Вот я даю вам свободу. Но как мне придать вам сил, чтобы смогли вы
эту свободу взять?
***
Все становится определенней, все теснее подступают пределы. И там ни
о чем не молвить, ничего не разглядеть...
Сытые — будете жировать, но до известного предела.
Голодные — хлеба ваши коротки, но и беспроторице вашей предел будет положен.
Счастливые — звонок ваш смех, но за известным пределом ему уже не излиться.
Убогие — до скончания дней ваших будете влачить свои беды, но
знайте, горемыки, что предел и им положен и что там уже не
возрыдаете.
Умудренные — как бы купночинно и сопреклоненно вы ни расставили
вещи, определенность их лишь до известного предела пребудет.
Вознедоумевающие — не распознаете путей, не распутаете узлов, но за
пределом ни путей, ни узлов нет.
Красивые — сколь бы ни блюли вы себя, но за пределом не покрасуетесь
уже в белых одеждах.
Неказистые — там не станет ни увечий, ни кривизны, ни срамот, ни зломолвия.
Вам говорят, что у законченной жизни есть одно, но существенное
преимущество перед текущей — в ней, наконец, вмещается текущее.

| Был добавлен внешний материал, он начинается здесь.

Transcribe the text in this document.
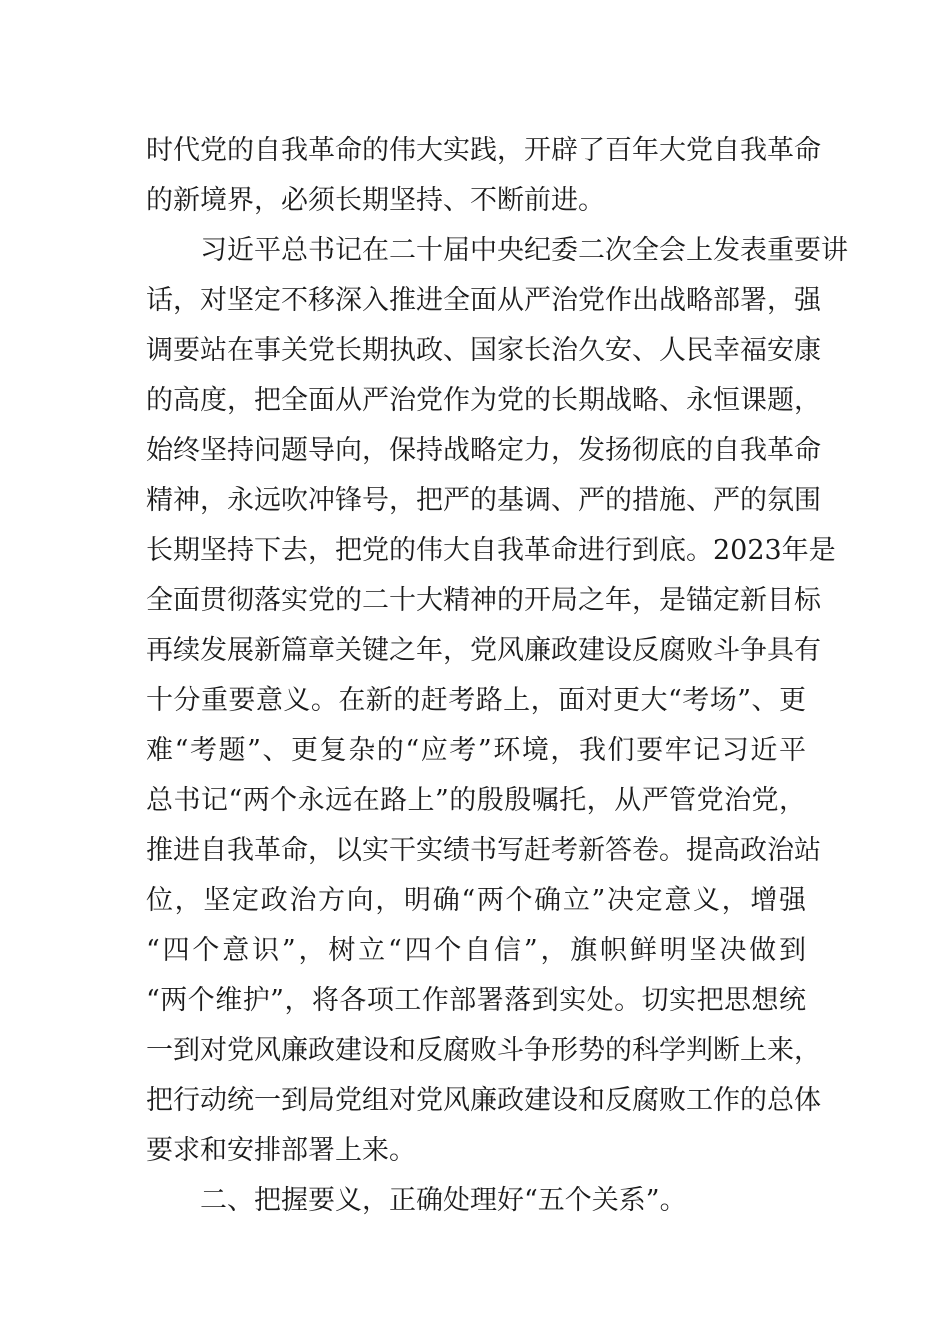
时代党的自我革命的伟大实践，开辟了百年大党自我革命
的新境界，必须长期坚持、不断前进。
　　习近平总书记在二十届中央纪委二次全会上发表重要讲
话，对坚定不移深入推进全面从严治党作出战略部署，强
调要站在事关党长期执政、国家长治久安、人民幸福安康
的高度，把全面从严治党作为党的长期战略、永恒课题，
始终坚持问题导向，保持战略定力，发扬彻底的自我革命
精神，永远吹冲锋号，把严的基调、严的措施、严的氛围
长期坚持下去，把党的伟大自我革命进行到底。2023年是
全面贯彻落实党的二十大精神的开局之年，是锚定新目标
再续发展新篇章关键之年，党风廉政建设反腐败斗争具有
十分重要意义。在新的赶考路上，面对更大“考场”、更
难“考题”、更复杂的“应考”环境，我们要牢记习近平
总书记“两个永远在路上”的殷殷嘱托，从严管党治党，
推进自我革命，以实干实绩书写赶考新答卷。提高政治站
位，坚定政治方向，明确“两个确立”决定意义，增强
“四个意识”，树立“四个自信”，旗帜鲜明坚决做到
“两个维护”，将各项工作部署落到实处。切实把思想统
一到对党风廉政建设和反腐败斗争形势的科学判断上来，
把行动统一到局党组对党风廉政建设和反腐败工作的总体
要求和安排部署上来。
　　二、把握要义，正确处理好“五个关系”。
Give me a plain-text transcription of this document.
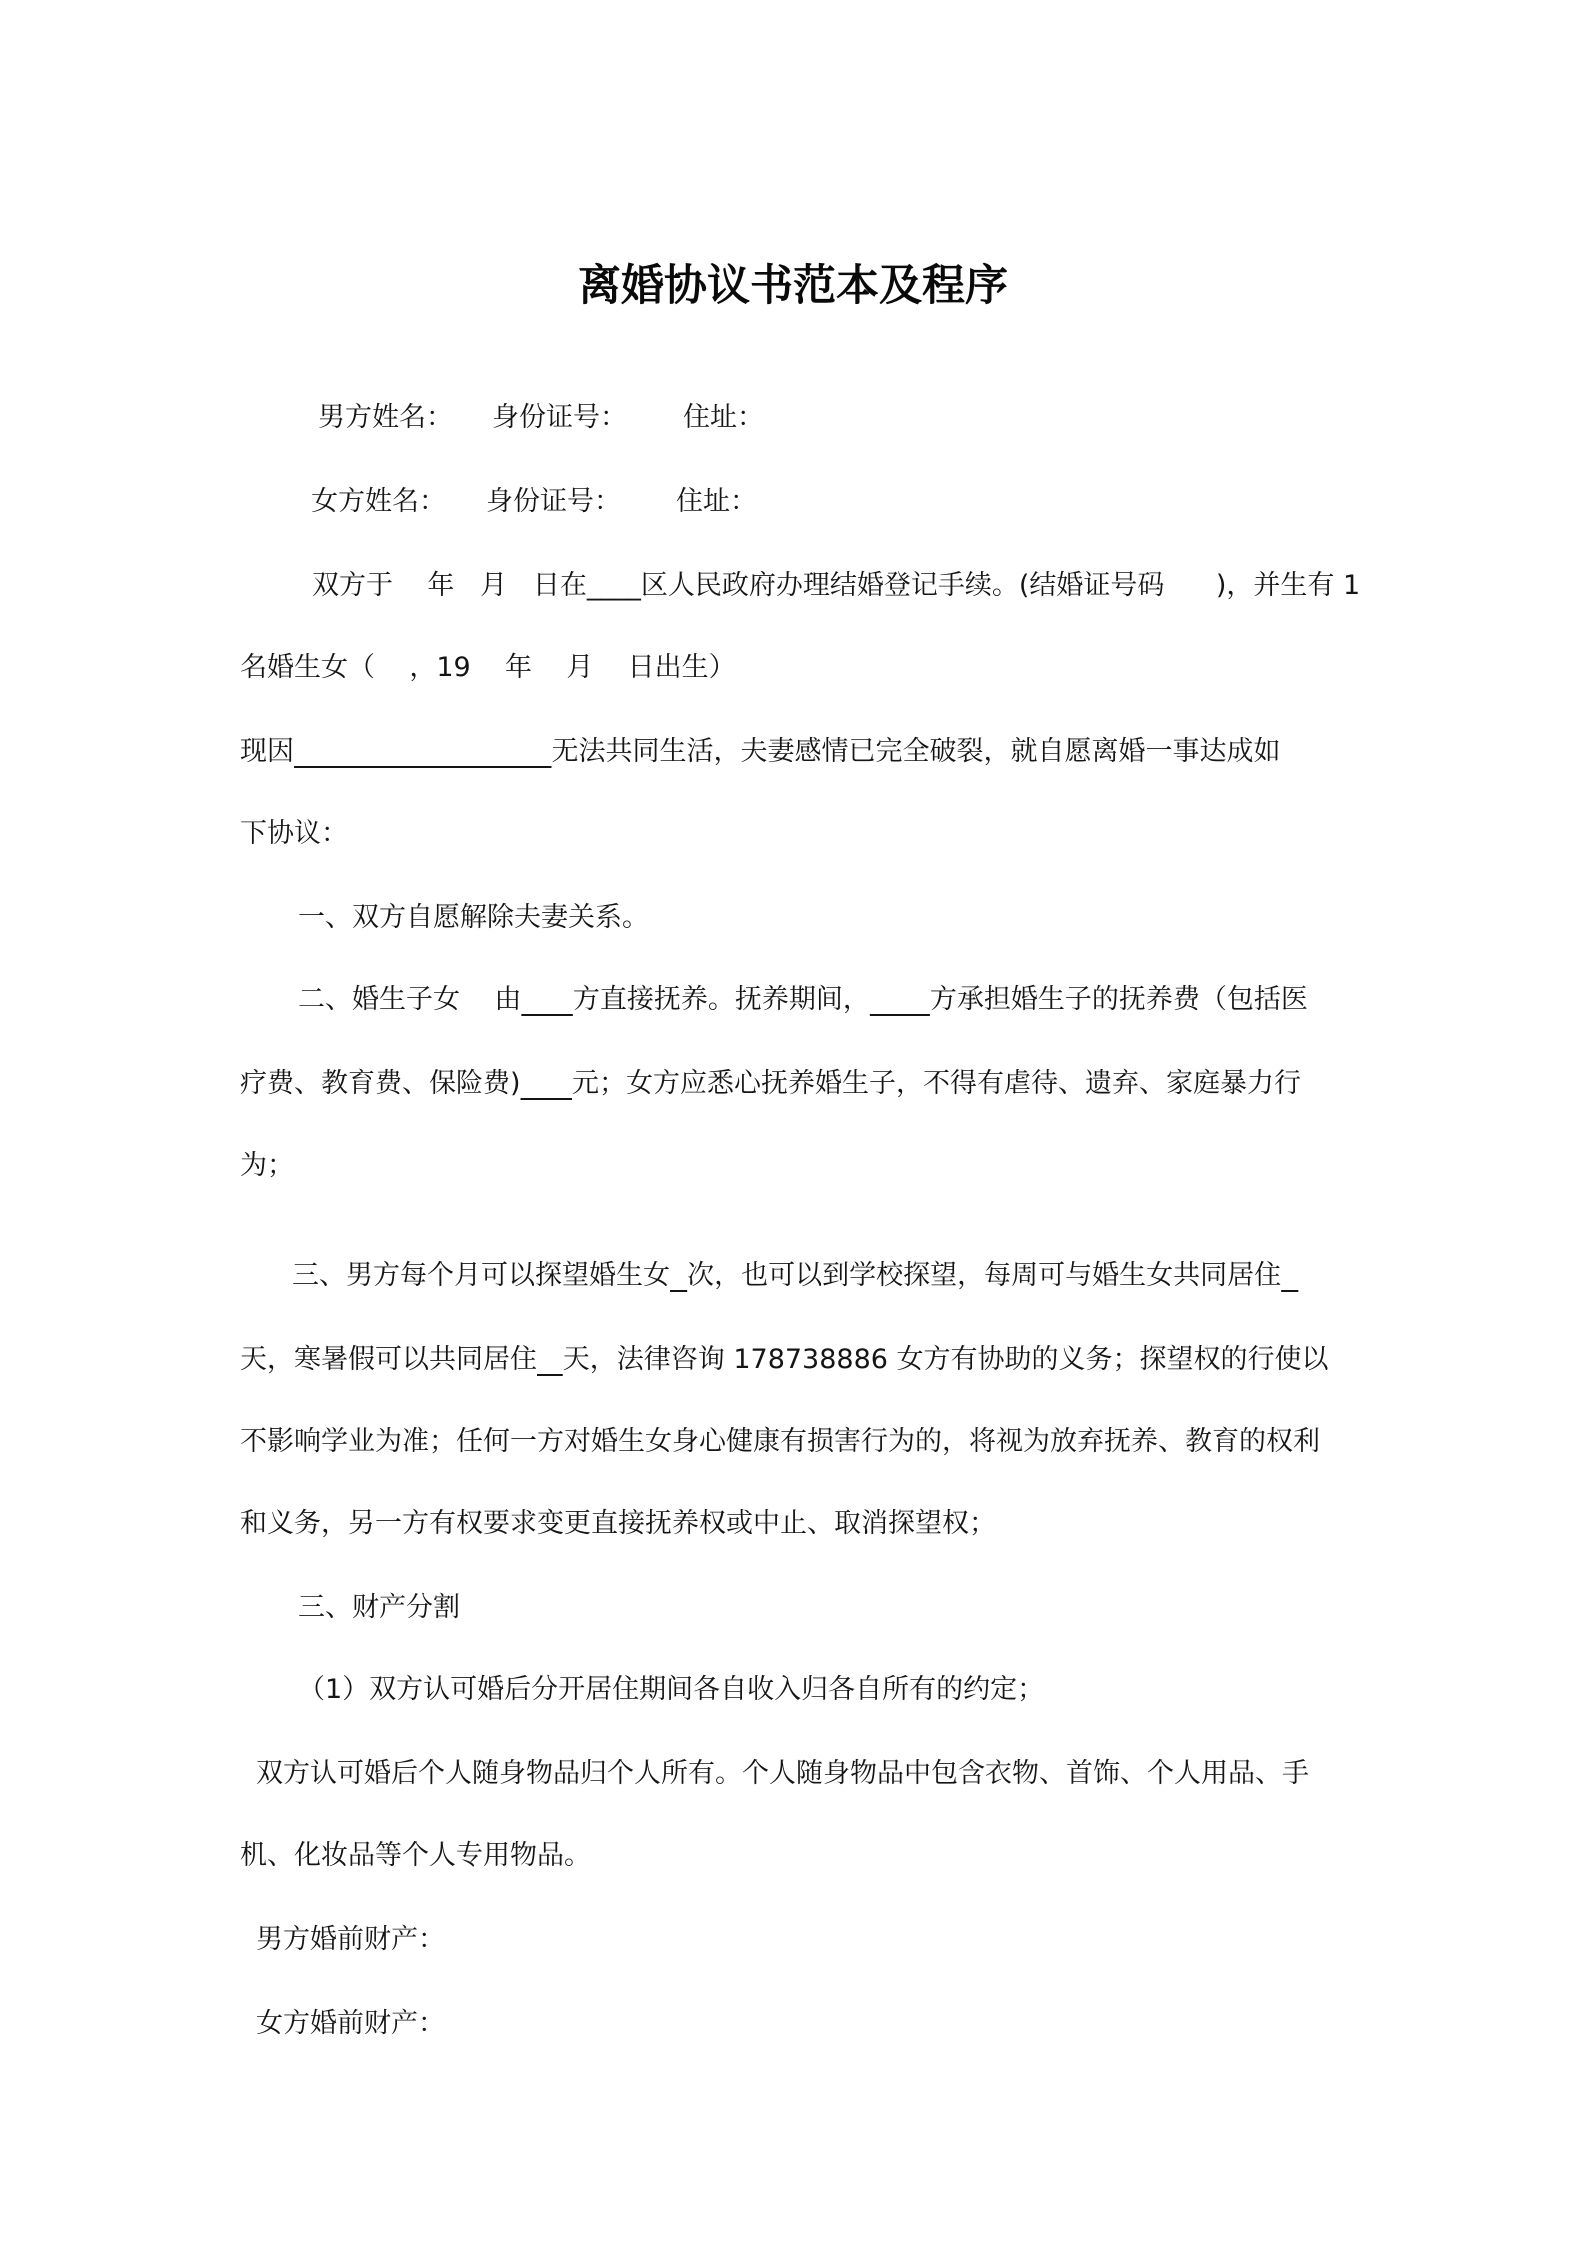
离婚协议书范本及程序
男方姓名： 身份证号： 住址：
女方姓名： 身份证号： 住址：
双方于    年   月   日在____区人民政府办理结婚登记手续。(结婚证号码      )，并生有 1
名婚生女（    ，19    年    月    日出生）
现因	无法共同生活，夫妻感情已完全破裂，就自愿离婚一事达成如
下协议：
一、双方自愿解除夫妻关系。
二、婚生子女    由 方直接抚养。抚养期间， 方承担婚生子的抚养费（包括医
疗费、教育费、保险费) 元；女方应悉心抚养婚生子，不得有虐待、遗弃、家庭暴力行
为；
三、男方每个月可以探望婚生女 次，也可以到学校探望，每周可与婚生女共同居住
天，寒暑假可以共同居住 天，法律咨询 178738886 女方有协助的义务；探望权的行使以
不影响学业为准；任何一方对婚生女身心健康有损害行为的，将视为放弃抚养、教育的权利
和义务，另一方有权要求变更直接抚养权或中止、取消探望权；
三、财产分割
（1）双方认可婚后分开居住期间各自收入归各自所有的约定；
双方认可婚后个人随身物品归个人所有。个人随身物品中包含衣物、首饰、个人用品、手
机、化妆品等个人专用物品。
男方婚前财产：
女方婚前财产：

Сосуд как бы обретает дно и все то, что так беспечно и
неуловимо текло, струилось, журчало сквозь него вдруг, благодаря
этому закупориванию, став, становится, наконец, различимым
глазу. Кто знает, еще может быть несколько последних капель и
иная судьба окончательно станет поставлена во всей своей
сложной ясности.
Знайте же, что такие словеса — есть беззазорные лжи. Всякому зрачку
предел претит, всякий взгляд теряется в запредельи. Тут же,
в наличествующей досягаемости, в поле зрения ничей взгляд не
уловит вас. Ваши недоумение и убогость, ваши красота и
сытость проявят себя взгляду, но до самой вашей самости ему не
коснуться. До мельчайших складок и швов он запомнит ваши
одежды, но с того, что чревно присутствует в вас, он
соскользнет.
Единочадные мои! Не ради уловления душ, не в корысти говорю вам — не
уповайте ни на какое грядущее, ни на какое завтра, если сей
день, сей час не окликнете вы к жизни свое присутствие. Во
что бы вы ни рядились, под каждой одеждой — трепыханье
сердца. Когда я сгребаю вас к себе пред свои очи, теснее к своим
ушам, я слышу лишь отчаянный хор сердец, робкую, но
неумолкающую тоску по своему «быть».
Знаю, что к невозможному зову, на слишком крутую гору подвигаю, но
вне этой дороги, как бы колотлива она ни была, быть нельзя.
***
Обрезал деревья в саду. Потом с сожалением смотрел на устроенную
мной гекатомбу из обрезанных веток. Юные, гибкие, только-только
потянулись навстречу свету... А что делать? Запустишь сад —
не будет плодов.
Стоял и думал, что-то же надо сделать с собой. Слишком много
лишнего, слишком... Быть прозрачным, как прозрачной должна быть
крона яблони для солнца. Отскоблить все до белизны. Tabula
rasa.
***
В последние времена я испытываю странные приливы бесстрашия перед +.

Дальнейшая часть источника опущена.